Elle et lui en avaient assez de ces intrusions répétitives, de subir ces farces provocatrices qu’ils ne comprenaient pas, ces p’tits mots parachutés ? Il jura à sa femme que, cette fois-ci, ils les coinceraient. Il leur rédigea un message très clair : « On ne veut plus vous voir ici. Nous aménagerons la semaine prochaine ». Il voulut toutefois en avoir le cœur net en espionnant les voyous : les défier, les narguer, capter le moment où quelque chose serait immortalisé.

Il emprunta un système de surveillance dans la société de sécurité où il travaillait. Ils l’installèrent ensemble : lui grimpa sur des escabeaux pour dissimuler les caméras en hauteur tandis qu’elle rampa pour les placer dans les recoins du salon.

Comme prévu, le lendemain matin, ils découvrirent les images très nettes du larcin : deux énergumènes avaient littéralement investi leur salon, l’un installé confortablement sur un sofa, l’autre jouant de la guitare, se sentant en pays conquis. Une ambiance somme toute sympathique avec une musique planante des Pink Floyd. Le jeune du sofa sortit un papier, et griffonna :

« Merci pour votre hospitalité. On se si sent bien chez vous.

On aimerait faire votre connaissance car on a un marché à vous proposer ».

Au dos, le titre de la chanson des Pink Floyd « Pigs on the Wings » de l’album Animals [1].

Mais pourquoi ces papiers, pourquoi cette farce, à quoi tout cela rimait-il ? Elle mit les papiers bout à bout :

« Pourquoi sommes-nous là? », « Et oui, pour vos herbes », « Nous avons assurément les mêmes goûts pour les plantes ! », « Merci pour votre hospitalité.
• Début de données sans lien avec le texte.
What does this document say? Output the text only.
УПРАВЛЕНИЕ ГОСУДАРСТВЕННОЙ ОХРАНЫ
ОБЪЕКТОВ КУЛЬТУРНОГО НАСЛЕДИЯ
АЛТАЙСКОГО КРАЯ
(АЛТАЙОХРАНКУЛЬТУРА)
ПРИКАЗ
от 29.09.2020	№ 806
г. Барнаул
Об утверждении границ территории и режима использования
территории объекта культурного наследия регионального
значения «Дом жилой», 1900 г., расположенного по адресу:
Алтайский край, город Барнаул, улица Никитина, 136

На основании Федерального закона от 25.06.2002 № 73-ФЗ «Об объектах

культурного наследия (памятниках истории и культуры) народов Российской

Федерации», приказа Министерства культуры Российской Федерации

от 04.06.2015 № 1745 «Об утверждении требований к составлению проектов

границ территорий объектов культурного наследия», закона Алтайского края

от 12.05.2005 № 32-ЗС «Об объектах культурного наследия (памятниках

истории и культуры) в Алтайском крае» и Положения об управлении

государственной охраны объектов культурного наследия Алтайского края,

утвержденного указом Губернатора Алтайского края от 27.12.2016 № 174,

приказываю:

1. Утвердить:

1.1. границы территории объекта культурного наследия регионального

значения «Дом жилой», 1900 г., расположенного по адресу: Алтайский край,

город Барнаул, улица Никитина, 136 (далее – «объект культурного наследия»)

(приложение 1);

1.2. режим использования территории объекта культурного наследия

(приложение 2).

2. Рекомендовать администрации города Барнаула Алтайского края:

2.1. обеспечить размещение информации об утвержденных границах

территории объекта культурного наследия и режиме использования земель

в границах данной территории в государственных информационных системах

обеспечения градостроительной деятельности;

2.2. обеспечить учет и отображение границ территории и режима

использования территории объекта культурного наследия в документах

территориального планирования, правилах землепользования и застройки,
On se si sent bien chez vous. On aimerait faire votre connaissance car on a un marché à vous proposer ».

– Ils cherchent à nous rencontrer, lui dit-elle, mais restons-en là.

Lui se prélassait, détendu, sur le sofa, fumant une longue cigarette et rêvassait à haute voix. Il était si fier de tenir bientôt ces deux jeunes délurés qu’il remit la bande vidéo à leur commissariat local : ils seraient enfin pincés !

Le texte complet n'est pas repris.